Wisdom, a persona Solomon created, is talking here:
“Through me kings have their power, and rulers give right decisions. Through me chiefs have authority, and the noble ones are judging in righteousness.” Proverbs 8:15
As a breadwinner, husband to a capable woman, and a dad to growing children, there have been many chances to decide something and much pressure to get it right. Any help in this area is a good thing, so I like to tap into this idea of being wise on a daily basis. It might shock you to know that I, on occasion have to face a skeptic or two.
Let me show you how this wisdom-thing works.
King Solomon, the wise king of Israel, is famous for the way he handled two prostitutes who each claimed the same living child. This is found in the Bible, 1 Kings 3:16-28, and it occurred just after he had taken the throne. Solomon could have had the women killed, but instead offered to have the child cut in two so that each could have half. One woman said okay and the other screamed, “Don’t hurt the child,” because she was the real mother. She gets the baby. Nothing further is done. End of story. Justice has won. Very smart move on his part.
Solomon has now shown his subjects for how he intends to rule, not with brutal force, but with wisdom.
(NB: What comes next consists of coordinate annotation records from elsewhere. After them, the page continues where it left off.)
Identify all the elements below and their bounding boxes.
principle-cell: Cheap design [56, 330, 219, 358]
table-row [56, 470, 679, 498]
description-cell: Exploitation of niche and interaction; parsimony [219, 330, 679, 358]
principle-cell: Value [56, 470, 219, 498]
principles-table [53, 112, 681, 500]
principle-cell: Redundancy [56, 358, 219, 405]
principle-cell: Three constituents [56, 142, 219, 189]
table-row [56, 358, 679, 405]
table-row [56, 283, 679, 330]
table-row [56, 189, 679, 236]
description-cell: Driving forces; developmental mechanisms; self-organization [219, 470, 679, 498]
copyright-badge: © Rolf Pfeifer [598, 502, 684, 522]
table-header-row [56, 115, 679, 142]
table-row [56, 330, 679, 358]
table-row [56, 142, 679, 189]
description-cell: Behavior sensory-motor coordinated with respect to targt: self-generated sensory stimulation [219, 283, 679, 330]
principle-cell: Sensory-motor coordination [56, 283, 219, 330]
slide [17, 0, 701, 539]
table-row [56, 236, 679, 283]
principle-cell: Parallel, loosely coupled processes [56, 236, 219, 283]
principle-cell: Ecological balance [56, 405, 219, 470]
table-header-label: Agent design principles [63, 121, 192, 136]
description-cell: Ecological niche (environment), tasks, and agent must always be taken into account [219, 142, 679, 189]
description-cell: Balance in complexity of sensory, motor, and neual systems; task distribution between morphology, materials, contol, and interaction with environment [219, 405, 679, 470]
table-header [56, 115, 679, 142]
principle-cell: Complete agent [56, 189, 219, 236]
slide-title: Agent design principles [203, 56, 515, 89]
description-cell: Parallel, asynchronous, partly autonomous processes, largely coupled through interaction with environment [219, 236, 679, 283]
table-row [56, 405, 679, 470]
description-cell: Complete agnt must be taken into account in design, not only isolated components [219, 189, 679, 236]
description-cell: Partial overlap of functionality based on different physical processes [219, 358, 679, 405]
Those who have something to hide are scared. The rest look at the new king and say, “This could work.”
Solomon inspires them. This allows him to sidestep the standard slaughter of all rivals to the throne, something that was common in that day for a new ruler. Here is this mama’s boy who has never seen a battle, who has received a kingdom newly at peace, but the nation doesn’t need a warrior-king now. It needs a good person to turn that peace into prosperity.
They think, “He just might be the right man for the job.”
I need to be the right man for my job, too. I need to inspire and not just demand that people listen to me and I like Solomon’s idea of being fair. It’s very moving.
Here is one verse of his that follows those lines that I have found helpful at work.
11:16 “A gracious woman retaineth honor, and strong men retain riches (KJV).”
Like he did with the two prostitutes, Solomon’s Proverbs often compare one subject with the other to teach fair judgment.
Here, a single woman hangs on to honor, while strong men (plural) keep their money. One does something more noble with less, while the others do something more common with more.
Which one is often missed but deserves high praise?
The other rates as simply OK.
This helped explain something I saw at work where management wanted staff to innovate and one supervisor’s only answer to his problems was thatwe needed to hire more staff. This verse helped me to see this kind of thinking for the shallow thing it was.
In Solomon’s book, he offers to teach us to think wisely, like he did. This would require some time and work, but it would come. Others would listen to us if we did.